次に、古代東アジアからの渡来(人)文化ゆかりの地で、その歴史を元に地域活動をしている次の5団体が事例を発表しました。
◆歴史と文化を学ぶ会(群馬県高崎市 結城順子理事長)
多胡郡建郡1300 年を5 年前に終え、現在は講演会を中心に活動。文化庁の補助、県や市、民間企業の協力を受けて活動しています。多胡碑など「上野三碑」が世界記憶遺産国内候補となり、「来年の結果発表を待ち望んでいます」。
◆信州渡来人倶楽部(長野県松本市 金子亨代表代行)
日本と韓国の友好親善に役立ちたいと発足。日本人を先輩渡来人、在日コリアンを後輩渡来人、ニューカマーは新しい渡来人として偏見差別のない社会を目指して活動。「渡来人まつり」は今年で11 回目を数え、地域の交流、日韓の友好親善のお手伝いをしています。
◆近江渡来人倶楽部(滋賀県大津市 河炳俊代表)
ルーツを隠さず堂々と生活し、地域社会に貢献することを旨とする在日コリアンと、包容力と多様性を持った「心豊かな社会」を願う日本人によって構成される同会。日本社会に本当の意味で貢献したいとの熱い思いから、世界から尊敬される日本となるために、歴史を学べる渡来人歴史館、多文化共生支援センターを開館開設し、国際理解へ積極的に取り組んでいます。
◆百済の会(大阪市枚方市 花村桓代表)百済王家先祖供養のための特別史跡「百済寺跡」など、百済に関する歴史が残る枚方市。同会は、2001 年から始まった「枚方・百済フェスティバル」を提案。今では市教育委員会や文化観光協会と共に実行委員会を組織し、開催しています。世界遺産登録への夢をもって活動中。

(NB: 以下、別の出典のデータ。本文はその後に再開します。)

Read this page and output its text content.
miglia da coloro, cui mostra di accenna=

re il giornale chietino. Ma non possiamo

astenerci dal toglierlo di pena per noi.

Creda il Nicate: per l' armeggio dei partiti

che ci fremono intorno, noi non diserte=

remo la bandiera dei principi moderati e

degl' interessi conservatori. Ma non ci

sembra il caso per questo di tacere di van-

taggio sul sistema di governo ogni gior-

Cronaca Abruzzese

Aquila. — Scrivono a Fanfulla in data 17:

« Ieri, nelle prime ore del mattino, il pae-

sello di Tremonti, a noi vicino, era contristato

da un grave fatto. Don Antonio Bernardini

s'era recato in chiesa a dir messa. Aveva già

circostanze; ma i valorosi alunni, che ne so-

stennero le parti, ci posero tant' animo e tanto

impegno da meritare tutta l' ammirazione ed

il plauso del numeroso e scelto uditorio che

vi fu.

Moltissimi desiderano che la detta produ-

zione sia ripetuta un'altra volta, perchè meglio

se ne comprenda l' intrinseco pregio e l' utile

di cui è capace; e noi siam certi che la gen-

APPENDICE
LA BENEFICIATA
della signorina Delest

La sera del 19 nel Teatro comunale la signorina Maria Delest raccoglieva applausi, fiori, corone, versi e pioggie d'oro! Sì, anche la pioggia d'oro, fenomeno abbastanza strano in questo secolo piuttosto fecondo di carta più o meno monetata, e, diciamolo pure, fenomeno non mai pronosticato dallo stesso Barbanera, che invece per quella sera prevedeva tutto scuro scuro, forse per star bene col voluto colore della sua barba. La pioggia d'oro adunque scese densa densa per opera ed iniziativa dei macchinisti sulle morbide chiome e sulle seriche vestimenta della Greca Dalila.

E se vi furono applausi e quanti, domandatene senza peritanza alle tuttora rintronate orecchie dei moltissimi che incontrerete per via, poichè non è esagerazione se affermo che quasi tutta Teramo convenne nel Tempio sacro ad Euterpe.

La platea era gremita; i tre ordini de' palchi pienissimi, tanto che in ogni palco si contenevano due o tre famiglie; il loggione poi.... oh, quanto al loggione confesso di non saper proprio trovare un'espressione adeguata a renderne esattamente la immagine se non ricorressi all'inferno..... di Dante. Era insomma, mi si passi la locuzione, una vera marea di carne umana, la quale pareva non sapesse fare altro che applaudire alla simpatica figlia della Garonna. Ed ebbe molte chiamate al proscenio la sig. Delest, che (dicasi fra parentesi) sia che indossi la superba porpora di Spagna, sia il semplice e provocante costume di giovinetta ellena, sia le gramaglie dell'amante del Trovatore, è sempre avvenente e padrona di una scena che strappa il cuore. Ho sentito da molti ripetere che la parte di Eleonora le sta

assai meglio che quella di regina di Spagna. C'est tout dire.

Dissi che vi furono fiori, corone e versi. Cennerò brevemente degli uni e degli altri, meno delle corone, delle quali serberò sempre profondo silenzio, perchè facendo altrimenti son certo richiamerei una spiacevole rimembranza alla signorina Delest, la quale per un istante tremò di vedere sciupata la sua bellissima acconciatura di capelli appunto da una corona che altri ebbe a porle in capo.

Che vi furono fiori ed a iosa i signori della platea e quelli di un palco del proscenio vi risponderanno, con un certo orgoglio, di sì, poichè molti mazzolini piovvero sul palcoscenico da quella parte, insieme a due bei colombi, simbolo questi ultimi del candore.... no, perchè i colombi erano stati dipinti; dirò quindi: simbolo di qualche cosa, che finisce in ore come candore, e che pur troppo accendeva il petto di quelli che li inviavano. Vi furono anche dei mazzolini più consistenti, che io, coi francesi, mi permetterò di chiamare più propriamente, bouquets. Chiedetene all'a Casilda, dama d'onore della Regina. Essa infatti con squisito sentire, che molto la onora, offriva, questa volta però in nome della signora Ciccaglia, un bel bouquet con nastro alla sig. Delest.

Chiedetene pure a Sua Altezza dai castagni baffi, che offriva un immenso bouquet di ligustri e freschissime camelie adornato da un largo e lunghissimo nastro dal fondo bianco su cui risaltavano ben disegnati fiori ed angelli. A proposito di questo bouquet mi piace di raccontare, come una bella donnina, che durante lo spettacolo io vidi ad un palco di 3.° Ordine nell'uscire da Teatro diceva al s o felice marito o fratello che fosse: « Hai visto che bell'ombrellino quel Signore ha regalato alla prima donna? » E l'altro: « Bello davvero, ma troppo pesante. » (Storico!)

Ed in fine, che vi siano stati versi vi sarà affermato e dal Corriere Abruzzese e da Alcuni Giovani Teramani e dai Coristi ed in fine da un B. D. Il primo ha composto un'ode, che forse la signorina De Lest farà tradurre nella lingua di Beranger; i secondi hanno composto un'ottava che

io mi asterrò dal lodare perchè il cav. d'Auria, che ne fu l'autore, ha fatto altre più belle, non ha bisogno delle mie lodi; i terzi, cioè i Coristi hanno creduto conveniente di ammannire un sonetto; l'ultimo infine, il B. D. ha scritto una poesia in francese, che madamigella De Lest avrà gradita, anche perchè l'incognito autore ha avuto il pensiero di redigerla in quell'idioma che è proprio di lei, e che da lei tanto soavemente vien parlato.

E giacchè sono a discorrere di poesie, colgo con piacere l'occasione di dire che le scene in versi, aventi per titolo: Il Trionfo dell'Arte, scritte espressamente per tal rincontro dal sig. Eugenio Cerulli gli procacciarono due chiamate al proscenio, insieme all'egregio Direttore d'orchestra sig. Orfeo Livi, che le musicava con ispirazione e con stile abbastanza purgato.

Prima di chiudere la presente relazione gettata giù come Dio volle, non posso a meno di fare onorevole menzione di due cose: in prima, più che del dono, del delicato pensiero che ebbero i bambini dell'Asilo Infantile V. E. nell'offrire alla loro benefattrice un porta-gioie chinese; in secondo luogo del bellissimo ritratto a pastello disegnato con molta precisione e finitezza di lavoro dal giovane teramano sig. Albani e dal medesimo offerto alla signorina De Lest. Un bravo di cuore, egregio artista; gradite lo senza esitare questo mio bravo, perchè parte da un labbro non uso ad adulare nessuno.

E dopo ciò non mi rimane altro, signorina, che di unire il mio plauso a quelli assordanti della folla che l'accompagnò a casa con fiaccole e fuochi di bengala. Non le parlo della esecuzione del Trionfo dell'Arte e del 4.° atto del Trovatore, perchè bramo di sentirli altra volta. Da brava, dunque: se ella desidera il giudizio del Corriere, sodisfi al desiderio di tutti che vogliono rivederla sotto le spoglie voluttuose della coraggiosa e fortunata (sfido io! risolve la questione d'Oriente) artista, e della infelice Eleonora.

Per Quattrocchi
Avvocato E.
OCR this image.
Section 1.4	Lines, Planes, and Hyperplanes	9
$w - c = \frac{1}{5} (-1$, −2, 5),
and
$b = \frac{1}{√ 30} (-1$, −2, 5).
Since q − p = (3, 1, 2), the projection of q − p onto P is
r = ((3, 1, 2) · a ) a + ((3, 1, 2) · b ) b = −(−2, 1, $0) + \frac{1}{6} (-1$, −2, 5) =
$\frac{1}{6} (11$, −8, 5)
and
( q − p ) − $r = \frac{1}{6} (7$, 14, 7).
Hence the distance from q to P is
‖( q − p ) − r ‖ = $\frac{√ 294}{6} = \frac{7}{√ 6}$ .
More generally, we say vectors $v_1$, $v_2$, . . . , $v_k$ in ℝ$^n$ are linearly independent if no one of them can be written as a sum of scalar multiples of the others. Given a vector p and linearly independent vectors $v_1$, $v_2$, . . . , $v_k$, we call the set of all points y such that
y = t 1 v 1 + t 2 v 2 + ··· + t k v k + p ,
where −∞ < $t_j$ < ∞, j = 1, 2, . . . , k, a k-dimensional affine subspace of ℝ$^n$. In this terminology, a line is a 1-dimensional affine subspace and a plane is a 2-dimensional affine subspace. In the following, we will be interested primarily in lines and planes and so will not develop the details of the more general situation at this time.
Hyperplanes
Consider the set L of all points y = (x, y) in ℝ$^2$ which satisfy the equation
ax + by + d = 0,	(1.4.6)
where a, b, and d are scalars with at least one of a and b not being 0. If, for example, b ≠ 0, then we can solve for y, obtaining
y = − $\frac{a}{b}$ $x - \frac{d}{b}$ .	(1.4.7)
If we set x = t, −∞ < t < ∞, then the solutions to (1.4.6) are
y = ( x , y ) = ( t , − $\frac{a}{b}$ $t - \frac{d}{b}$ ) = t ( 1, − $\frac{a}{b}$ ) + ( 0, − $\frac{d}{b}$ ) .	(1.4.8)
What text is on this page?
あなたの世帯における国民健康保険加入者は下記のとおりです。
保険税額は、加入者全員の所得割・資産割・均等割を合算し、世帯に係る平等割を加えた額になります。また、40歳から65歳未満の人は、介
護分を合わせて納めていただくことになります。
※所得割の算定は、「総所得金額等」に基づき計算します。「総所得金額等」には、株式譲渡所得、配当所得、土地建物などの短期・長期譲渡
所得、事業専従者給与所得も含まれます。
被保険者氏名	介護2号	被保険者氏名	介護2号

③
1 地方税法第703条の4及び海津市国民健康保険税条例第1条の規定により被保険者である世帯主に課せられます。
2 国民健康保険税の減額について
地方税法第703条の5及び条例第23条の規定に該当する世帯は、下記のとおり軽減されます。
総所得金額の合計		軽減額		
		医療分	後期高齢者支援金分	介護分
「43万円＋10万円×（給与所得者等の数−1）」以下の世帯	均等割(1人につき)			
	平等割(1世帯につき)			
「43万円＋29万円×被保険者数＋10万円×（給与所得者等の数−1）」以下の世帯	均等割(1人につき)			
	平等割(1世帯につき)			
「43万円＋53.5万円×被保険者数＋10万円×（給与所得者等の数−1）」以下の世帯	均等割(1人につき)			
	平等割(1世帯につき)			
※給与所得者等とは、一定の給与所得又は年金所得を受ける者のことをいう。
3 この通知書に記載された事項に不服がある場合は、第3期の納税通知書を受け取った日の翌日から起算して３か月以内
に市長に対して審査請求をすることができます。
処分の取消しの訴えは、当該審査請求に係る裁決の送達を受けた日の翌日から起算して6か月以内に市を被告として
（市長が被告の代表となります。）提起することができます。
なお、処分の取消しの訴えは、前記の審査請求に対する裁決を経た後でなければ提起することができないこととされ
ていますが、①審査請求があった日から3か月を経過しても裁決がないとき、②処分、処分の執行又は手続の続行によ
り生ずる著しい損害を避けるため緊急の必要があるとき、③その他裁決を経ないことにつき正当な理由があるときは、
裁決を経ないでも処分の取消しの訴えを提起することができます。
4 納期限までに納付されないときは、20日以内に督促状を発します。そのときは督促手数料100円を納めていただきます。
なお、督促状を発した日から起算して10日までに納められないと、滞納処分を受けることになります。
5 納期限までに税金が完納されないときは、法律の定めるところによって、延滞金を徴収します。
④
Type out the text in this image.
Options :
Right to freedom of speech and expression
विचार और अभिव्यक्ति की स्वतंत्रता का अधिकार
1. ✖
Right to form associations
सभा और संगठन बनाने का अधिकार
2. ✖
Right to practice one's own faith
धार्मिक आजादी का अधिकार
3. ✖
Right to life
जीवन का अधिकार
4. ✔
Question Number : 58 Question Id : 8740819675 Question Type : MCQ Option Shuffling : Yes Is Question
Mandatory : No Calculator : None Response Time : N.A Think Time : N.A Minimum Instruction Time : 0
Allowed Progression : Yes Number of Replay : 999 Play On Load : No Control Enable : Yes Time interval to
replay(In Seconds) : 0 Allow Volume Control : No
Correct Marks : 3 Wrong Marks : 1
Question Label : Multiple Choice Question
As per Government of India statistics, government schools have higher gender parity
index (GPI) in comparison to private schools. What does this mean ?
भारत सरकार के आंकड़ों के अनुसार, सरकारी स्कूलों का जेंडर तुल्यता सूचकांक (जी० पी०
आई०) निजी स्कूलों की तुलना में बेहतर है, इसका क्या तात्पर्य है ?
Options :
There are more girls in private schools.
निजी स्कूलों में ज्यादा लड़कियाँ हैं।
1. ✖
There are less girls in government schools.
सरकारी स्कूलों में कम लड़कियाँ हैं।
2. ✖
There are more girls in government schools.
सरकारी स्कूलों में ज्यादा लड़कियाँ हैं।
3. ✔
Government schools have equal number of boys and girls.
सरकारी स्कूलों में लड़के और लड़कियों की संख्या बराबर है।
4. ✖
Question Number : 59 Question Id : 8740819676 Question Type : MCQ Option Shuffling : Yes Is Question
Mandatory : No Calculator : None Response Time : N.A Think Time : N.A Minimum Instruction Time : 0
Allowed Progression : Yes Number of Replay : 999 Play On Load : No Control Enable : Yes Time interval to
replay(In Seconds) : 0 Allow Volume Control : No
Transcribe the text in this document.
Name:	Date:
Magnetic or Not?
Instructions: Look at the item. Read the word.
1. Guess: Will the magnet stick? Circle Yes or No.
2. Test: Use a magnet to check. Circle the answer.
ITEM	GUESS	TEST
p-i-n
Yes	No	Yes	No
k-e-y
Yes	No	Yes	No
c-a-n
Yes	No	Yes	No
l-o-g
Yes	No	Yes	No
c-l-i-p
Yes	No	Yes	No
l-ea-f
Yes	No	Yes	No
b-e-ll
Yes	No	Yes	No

◆一般社団法人高麗1300(埼玉県日高市 平野直樹事務局長)
ちょうど1300 年前に日高市と飯能市周辺に高麗郡が置かれたことが活動の原点。「現在1300 年祭の真っ只中で、多くの事業を行っていますが、それぞれ協力団体との協働で実施できました。来年度以降も継続して活動し、地域振興を図っていきたい」。
事例発表の後はディスカッション。講師と発表者全員が登壇し、活発な意見が交わされました。どの団体も運営資金の確保が課題でした。
そして最後に、友好のメッセージ「渡来から未来へ 友好の輪を広げよう」を発信します、との宣言文をまとめました。
宣言文
長い歴史を振り返ると、東アジアの人々が相互に行き来し、影響を与え合うことで、
人類史の一端を切り拓いてきたことがわかります。とりわけ日本列島は、朝鮮半島か
ら多くの渡来人を受け入れてきました。そして渡来人たちは、日本列島の社会に溶け
込み、農耕・土木・製陶・紡織などの産業技術や、新たな知識をもたらすことで、日
本の国づくりにも大きな役割を果たしてきたのです。このように、お互いの独自性と
共通性を認め合ってきた両地域は、時に蜜月の関係を保ち、時に不幸な時代も共有し
ながら、今日の繁栄を迎えるに至りました。
しかしながら、いまや国境を越えたグローバルな時代にある一方で、世界の各地に
て頻発する大小の紛争は絶えることを知りません。そのような中で、ここに集う私た
ちは、改めてアジアにおける古代以来の国際交流に学び、先人の足跡に思いを致すこ
とで、これからの友好親善に活かすことのできる大きな知恵を得たのではないでしょ
うか。
私たちは、異文化と、その歴史に対する尊敬と理解を深める取り組みが、日韓はも
とより、東アジア、さらには世界中の人々の関係に、より良い影響をもたらしてくれ
るものと信じ、世界に向けて友好のメッセージを発信します。
メッセージ
渡来から未来へ 友好の輪を広げよう
企画展を同時開催
『日本に根付いた渡来人』
國學院大學博物館で、サミット当日の9月3日から約40 日間、企画展「武蔵国高麗郡建郡1300 年『日本に
根付いた渡来人』高麗郡と高麗神社」も開催されました。
高句麗とはどんな国だったのか、そして高麗郡建郡のころの様子、その後の高麗氏と高麗神社の歴史を、同大學所蔵の貴重な資料の数々や、高麗神社、日高市教育委員会からの資料を基に分かりやすく紹介しました。